【徹底比較】将来スタンダードになるのは鉛蓄電池?リチウムイオン電池?
(画像=Renergy Online 編集部)
本間貴志
本間貴志
ビジネス書・実用書専門の「アスラン編集スタジオ」の編集ライターを経てフリー。2015年より秋田県に移住、テレワークによる柔軟な働き方を実践中。

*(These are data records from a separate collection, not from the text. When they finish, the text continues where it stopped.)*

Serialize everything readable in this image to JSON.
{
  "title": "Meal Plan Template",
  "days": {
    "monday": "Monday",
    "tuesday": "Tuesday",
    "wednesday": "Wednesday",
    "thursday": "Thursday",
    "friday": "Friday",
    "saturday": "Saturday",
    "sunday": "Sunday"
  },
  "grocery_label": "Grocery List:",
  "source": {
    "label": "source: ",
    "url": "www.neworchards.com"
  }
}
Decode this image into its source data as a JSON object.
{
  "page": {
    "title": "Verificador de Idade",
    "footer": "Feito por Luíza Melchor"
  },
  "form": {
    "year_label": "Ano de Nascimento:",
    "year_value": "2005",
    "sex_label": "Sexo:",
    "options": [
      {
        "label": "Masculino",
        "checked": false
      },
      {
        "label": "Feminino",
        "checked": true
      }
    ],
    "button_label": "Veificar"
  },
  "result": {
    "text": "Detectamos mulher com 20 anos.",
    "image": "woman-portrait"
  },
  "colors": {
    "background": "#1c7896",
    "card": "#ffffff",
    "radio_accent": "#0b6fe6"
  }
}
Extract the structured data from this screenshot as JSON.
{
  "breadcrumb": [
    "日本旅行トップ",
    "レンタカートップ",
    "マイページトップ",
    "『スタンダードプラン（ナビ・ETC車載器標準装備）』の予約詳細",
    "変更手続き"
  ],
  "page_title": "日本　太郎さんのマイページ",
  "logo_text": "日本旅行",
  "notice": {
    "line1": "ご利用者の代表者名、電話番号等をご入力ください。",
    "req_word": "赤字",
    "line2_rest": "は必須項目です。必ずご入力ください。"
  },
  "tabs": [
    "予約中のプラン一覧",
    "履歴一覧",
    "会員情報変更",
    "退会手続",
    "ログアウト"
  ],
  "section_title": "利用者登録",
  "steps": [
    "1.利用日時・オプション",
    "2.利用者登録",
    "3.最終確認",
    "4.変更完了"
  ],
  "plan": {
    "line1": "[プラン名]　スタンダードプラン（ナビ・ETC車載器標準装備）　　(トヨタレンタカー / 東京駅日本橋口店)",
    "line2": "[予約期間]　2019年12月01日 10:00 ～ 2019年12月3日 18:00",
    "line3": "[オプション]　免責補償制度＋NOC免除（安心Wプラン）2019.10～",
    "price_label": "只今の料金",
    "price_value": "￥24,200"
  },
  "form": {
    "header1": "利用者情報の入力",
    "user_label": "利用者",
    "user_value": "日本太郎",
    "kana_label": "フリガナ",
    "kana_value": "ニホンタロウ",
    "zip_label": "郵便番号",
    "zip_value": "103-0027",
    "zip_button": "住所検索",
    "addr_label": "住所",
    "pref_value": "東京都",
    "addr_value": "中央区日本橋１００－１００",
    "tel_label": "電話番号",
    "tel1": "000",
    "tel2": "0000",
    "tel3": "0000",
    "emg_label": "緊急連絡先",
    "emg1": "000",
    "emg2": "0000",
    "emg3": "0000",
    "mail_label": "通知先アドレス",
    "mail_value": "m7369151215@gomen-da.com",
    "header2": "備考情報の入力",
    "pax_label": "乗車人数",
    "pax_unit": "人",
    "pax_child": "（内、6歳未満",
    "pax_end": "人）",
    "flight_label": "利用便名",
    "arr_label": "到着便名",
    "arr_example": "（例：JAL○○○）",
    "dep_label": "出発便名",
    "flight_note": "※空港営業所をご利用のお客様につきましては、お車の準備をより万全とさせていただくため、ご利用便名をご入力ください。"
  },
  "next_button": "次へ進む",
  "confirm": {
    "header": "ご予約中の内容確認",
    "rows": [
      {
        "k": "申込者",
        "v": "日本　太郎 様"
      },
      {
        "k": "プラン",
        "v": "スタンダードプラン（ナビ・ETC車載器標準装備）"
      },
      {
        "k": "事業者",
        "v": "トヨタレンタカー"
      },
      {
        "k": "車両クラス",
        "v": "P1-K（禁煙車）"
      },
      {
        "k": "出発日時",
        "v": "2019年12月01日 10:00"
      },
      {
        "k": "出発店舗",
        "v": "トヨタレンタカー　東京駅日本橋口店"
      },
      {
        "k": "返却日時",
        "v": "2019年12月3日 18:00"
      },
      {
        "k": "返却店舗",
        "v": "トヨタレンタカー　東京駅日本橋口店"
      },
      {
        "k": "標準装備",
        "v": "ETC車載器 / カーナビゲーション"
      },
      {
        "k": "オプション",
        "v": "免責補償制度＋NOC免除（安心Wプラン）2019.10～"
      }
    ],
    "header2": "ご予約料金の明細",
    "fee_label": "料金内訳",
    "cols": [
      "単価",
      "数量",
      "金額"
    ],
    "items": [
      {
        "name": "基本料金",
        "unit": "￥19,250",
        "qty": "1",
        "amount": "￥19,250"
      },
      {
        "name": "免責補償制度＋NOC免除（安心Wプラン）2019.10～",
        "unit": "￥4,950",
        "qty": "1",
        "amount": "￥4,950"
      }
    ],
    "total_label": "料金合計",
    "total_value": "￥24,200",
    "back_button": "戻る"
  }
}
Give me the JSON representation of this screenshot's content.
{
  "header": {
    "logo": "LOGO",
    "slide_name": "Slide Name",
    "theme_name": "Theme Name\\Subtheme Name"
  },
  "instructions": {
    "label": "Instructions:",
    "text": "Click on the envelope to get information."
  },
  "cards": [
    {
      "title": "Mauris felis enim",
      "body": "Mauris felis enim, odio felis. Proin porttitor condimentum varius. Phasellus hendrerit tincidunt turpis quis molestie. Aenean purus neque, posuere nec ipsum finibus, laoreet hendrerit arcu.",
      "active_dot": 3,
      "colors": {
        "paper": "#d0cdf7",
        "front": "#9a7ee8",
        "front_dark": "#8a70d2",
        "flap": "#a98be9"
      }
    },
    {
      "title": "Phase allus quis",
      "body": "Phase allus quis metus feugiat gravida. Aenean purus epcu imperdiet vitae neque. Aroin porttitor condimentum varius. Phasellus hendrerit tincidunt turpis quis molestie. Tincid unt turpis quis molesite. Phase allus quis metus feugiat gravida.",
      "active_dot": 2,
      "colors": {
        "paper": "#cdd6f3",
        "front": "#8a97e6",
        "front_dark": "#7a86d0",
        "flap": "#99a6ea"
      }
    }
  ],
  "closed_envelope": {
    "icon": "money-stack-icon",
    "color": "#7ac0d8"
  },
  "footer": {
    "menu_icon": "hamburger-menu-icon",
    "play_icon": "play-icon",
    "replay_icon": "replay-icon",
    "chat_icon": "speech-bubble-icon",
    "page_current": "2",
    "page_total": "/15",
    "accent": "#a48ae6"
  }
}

蓄電池は、太陽光発電や電気自動車(EV)など、成長が見込まれる分野に大きな影響を与える技術です。2020年時点の蓄電池市場では「鉛蓄電池」と「リチウムイオン電池」が広く利用されていますが、将来的にスタンダードになるのはどちらでしょうか。徹底比較します。

目次

  1. 蓄電池の進化が重要なのは、再エネとEVの分野
    1. 「太陽光発電」で蓄電池が重要な理由
    2. 「電気自動車(EV)」に蓄電池が重要な理由
  2. 鉛蓄電池とリチウムイオン電池のメリット・デメリット
  3. 太陽光発電では、リチウムイオン電池と鉛蓄電池が混在
  4. これから先、蓄電池市場で考えられる3つのシナリオ
    1. シナリオ1:電力貯蔵用は鉛電池、EVはリチウムイオン電池が主流
    2. シナリオ2:リチウムイオン電池がEVと電力貯蔵用の両方で主流
    3. シナリオ3:新たな技術「ナトリウムイオン電池」が台頭
  5. 古河電池でリチウムイオン電池事業を承継する計画も
  6. 「鉛蓄電池」と「リチウムイオン電池」に関するよくある質問
    1. Q.蓄電池とはなんでしょうか?
    2. Q.「太陽光発電」で蓄電池が重要な理由は?
    3. Q.「電気自動車(EV)」に蓄電池が重要な理由

蓄電池の進化が重要なのは、再エネとEVの分野

蓄電池とは、充電して電気を貯めれば繰り返し使える電池のことです。身近なものだとスマホのバッテリーやモバイルバッテリーなども蓄電池の一種といえるでしょう。蓄電池の技術革新は著しく、性能アップやコンパクト化、コストダウンが進んでいますが、大きな恩恵を受けるのは「再生可能エネルギー電源(太陽光発電)」と「電気自動車(EV)」の分野です。

「太陽光発電」で蓄電池が重要な理由

太陽光発電の普及をさらに拡大するには、高性能かつローコストの電力貯蔵用の蓄電池が必須です。蓄電池が進化することで太陽光発電の利便性や自由度が高まります。しかし太陽光発電は、天候によって発電量が左右されやすい傾向です。太陽光発電設備に電力貯蔵用の蓄電池を併用することで、需要以上の発電をしたときに電気をためておくことができます。

また、ピークシフトができたり停電が発生したときの非常用電源として使うことも可能です。これによりFIT(固定価格買取制度)期間後の太陽光発電の可能性も大きく広がるでしょう。